A Paris, chez Paulus-Du-Mesnil, 1739.
2 volumes 12mo [165 x 95 mm] of : I/ (1) bl.l., viii pp., (2) ll., 456 pp., (12) ll., 8 folding plates; II/ (18) ll., 386 pp., (1) bl.l. Bound in full marbled calf, spines ribbed and gilt, red edges. Some waterstaining in the margins of a few ll. in the second volume not touching the text. Contemporary binding.
Very scarce first edition of the first treaty on gastronomy by Menon. Vicaire, 588.
This treatise was published anonymously, but the name of the author, Menon, appears in the privilege placed at the end of the first part: on August 26th 1738, Menon gave up this privilege to the widow of Prudhomme who would give it up to Michel-Etienne David and Pauls du Mesnil.
The 8 folding plates placed in the first part represent tables set for 24, 16, 50, 30, 14, 18, 20, and 80 place settings.
“No culinary author obtained more re-issues of his works. His works are indisputably those we consult the most”. (Michaud)

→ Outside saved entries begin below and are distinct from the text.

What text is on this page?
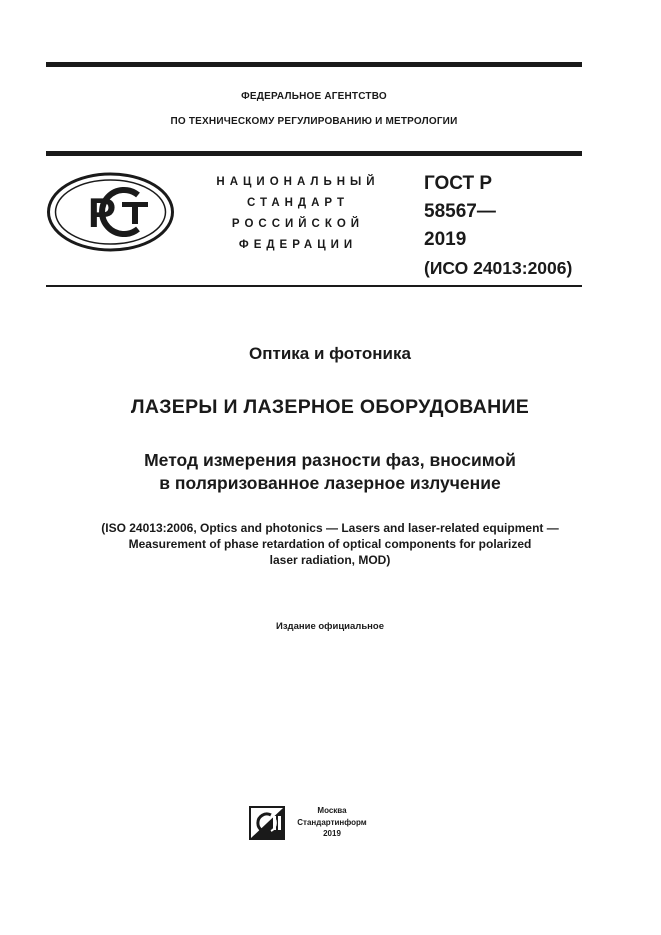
ФЕДЕРАЛЬНОЕ АГЕНТСТВО
ПО ТЕХНИЧЕСКОМУ РЕГУЛИРОВАНИЮ И МЕТРОЛОГИИ
Р
НАЦИОНАЛЬНЫЙ
СТАНДАРТ
РОССИЙСКОЙ
ФЕДЕРАЦИИ
ГОСТ Р
58567—
2019
(ИСО 24013:2006)
Оптика и фотоника
ЛАЗЕРЫ И ЛАЗЕРНОЕ ОБОРУДОВАНИЕ
Метод измерения разности фаз, вносимой
в поляризованное лазерное излучение
(ISO 24013:2006, Optics and photonics — Lasers and laser-related equipment —
Measurement of phase retardation of optical components for polarized
laser radiation, MOD)
Издание официальное
Москва
Стандартинформ
2019
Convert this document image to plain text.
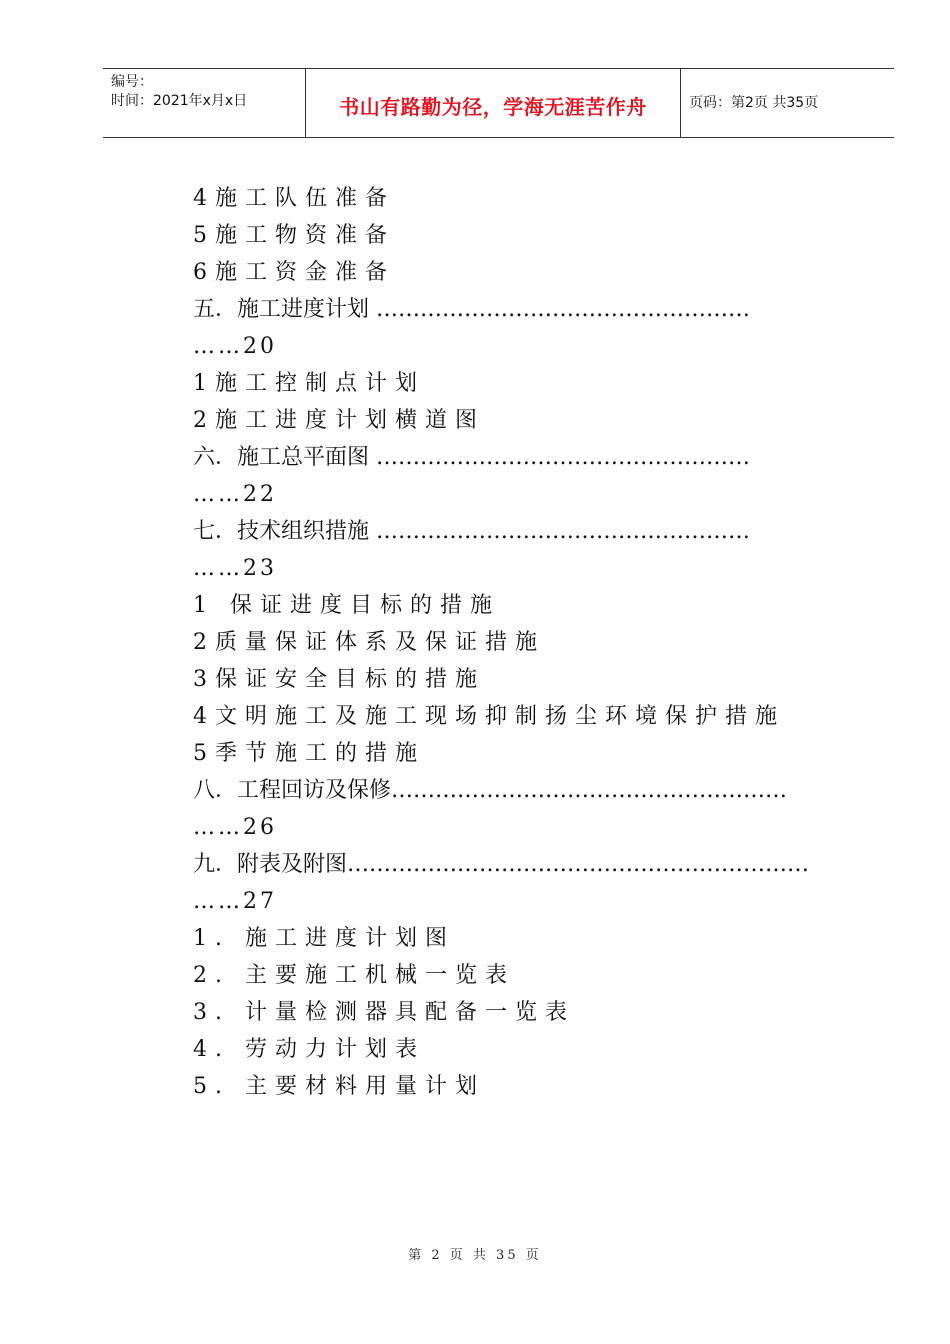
编号：
时间：2021年x月x日	书山有路勤为径，学海无涯苦作舟	页码：第2页 共35页
4施工队伍准备
5施工物资准备
6施工资金准备
五．施工进度计划 ……………………………………………
……20
1施工控制点计划
2施工进度计划横道图
六．施工总平面图 ……………………………………………
……22
七．技术组织措施 ……………………………………………
……23
1 保证进度目标的措施
2质量保证体系及保证措施
3保证安全目标的措施
4文明施工及施工现场抑制扬尘环境保护措施
5季节施工的措施
八．工程回访及保修………………………………………………
……26
九．附表及附图………………………………………………………
……27
1. 施工进度计划图
2. 主要施工机械一览表
3. 计量检测器具配备一览表
4. 劳动力计划表
5. 主要材料用量计划
第 2 页 共 35 页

We know nothing about the life of Menon. “Marin had created a sophisticated cooking, intended for courteous suppers, for royal receptions, Cécile Eluard says. Menon is going to give a book of practical recipes, easy to execute, and to pursue the effort of simplification begun by Nicolas de Bonnefons in the 17th century. That’s how he became successful ”.
He is also the author of two treaties for the practitioners and of an important collection, Les Soupers de la Cour, which owes to the cook Marin a lot, even if Menon does not admit it. Guégan finds Menon’s cooking common; he even picked out some recipes as bad as macaronis having to be cooked in some fat broth during hours, until it thickens and until there is no more liquid! On the other hand, he goes into ecstasies over his recipes of pastries which are among the most remarkable of the 18th century.
In the foreword, Menon explains his purpose: “Butlers will find in the beginning of the first volume Menus for each month of the year; they will learn seasonal stews, and what they have to order; they will find in this Treatise, by means of the alphabetical table, all the stews they wish, the way of making them, and the ingredients they have to give to the cook ”.
A beautiful copy preserved in its decorated contemporary calf binding.
We could locate only 3 copies among French public Institutions: Grenoble, Aix-en-Provence and Toulouse.